Need some feedback from the forum on Rally II wheels. I have a 1968 Convertible with 14" rally II wheels. I want to purchase 15" rally II wheels but need some information if possible. I would like to put 15 x 7 up front and 15 x 8 on the rear. What I don't know is the backspacing that would be required for each or if they would even fit. Any 68's out there that would know? Thanks.


----------



## Eric Animal (Oct 28, 2007)

I don't know what the back spacing is on the wheels. Yes they will fit lug pattern wise ....personally I would run the same size on all 4. eric:cheers


----------



## rigosgto (Sep 10, 2010)

Eric, Yeah I was struggling on my decision. I just wanted a little more meat on the rear. I probably would go with just 15 x 7 all around. Looking for backspacing on the front and rear for both 15 x 7 or if possible 15 x 8 on rear.


----------



## 68GTO4004Spd (Jun 19, 2008)

I have 15X8 rally II's on all four corners, no backspacing. Looks good. I don't have any pics of it with these wheels on my work computer.


----------



## sixeightGTO (Jan 25, 2010)

68GTO4004Spd said:


> I have 15X8 rally II's on all four corners, no backspacing. Looks good. I don't have any pics of it with these wheels on my work computer.

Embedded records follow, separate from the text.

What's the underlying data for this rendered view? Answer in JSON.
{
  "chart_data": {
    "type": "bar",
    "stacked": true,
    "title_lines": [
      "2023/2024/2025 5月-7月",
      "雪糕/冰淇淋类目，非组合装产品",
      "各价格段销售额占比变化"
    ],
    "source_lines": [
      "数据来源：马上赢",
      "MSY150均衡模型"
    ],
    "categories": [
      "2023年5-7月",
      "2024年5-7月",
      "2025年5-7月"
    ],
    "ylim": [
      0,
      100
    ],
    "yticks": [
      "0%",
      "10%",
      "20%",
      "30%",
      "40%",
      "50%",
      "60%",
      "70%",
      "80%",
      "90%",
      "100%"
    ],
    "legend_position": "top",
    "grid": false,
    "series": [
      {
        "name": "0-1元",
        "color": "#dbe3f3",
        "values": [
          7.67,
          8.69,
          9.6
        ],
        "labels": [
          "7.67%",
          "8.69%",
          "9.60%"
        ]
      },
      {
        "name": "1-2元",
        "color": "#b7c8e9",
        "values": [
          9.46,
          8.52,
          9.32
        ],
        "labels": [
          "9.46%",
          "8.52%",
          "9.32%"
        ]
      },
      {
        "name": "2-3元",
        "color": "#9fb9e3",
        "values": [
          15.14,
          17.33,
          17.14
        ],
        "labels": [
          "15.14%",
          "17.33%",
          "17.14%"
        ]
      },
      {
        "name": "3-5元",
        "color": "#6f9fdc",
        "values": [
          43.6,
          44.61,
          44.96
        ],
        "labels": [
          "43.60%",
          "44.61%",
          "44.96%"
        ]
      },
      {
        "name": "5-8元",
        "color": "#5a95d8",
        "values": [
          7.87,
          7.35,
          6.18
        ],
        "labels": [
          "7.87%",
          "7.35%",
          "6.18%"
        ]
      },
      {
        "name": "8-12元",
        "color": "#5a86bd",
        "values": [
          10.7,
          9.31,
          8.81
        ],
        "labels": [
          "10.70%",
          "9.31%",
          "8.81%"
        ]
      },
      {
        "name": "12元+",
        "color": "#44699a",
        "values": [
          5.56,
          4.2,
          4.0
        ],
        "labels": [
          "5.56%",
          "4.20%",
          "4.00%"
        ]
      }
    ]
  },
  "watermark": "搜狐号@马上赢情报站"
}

I assume you do not have any rubbing issues? What size tires are you running?


----------



## Rukee (Feb 8, 2007)

You have to have some backspacing or they will rub for sure unless you jacked up in the back. I have 15s on the back and 14s on the front with a 4 3/4 backspacing we put on a buddies `69 and they were a good fit..


----------



## 68greengoat (Sep 15, 2005)

My Keystones are 15x7 fronts with 3.75 backspace and fit fine. The rears are 8's, but only have a 2"+ backspace and would rub if I didn't raise the rear....


----------



## 68GTO4004Spd (Jun 19, 2008)

My bad, I read backspacing and my brain thought spacer plate. One of those getting old things or maybe lexdiscia. The backspacing on my wheels are 5 3/4" and I have 255/60R15 rear and 235/60R15 front. I still have a couple inches of clearance on the rear tires. My digital camera died and I haven't been motivated to get another one yet, sorry no pics.


----------



## fredjchavez (Apr 21, 2008)

Curious...did you ever sort this out? What did you wind up doing? Thanks.


----------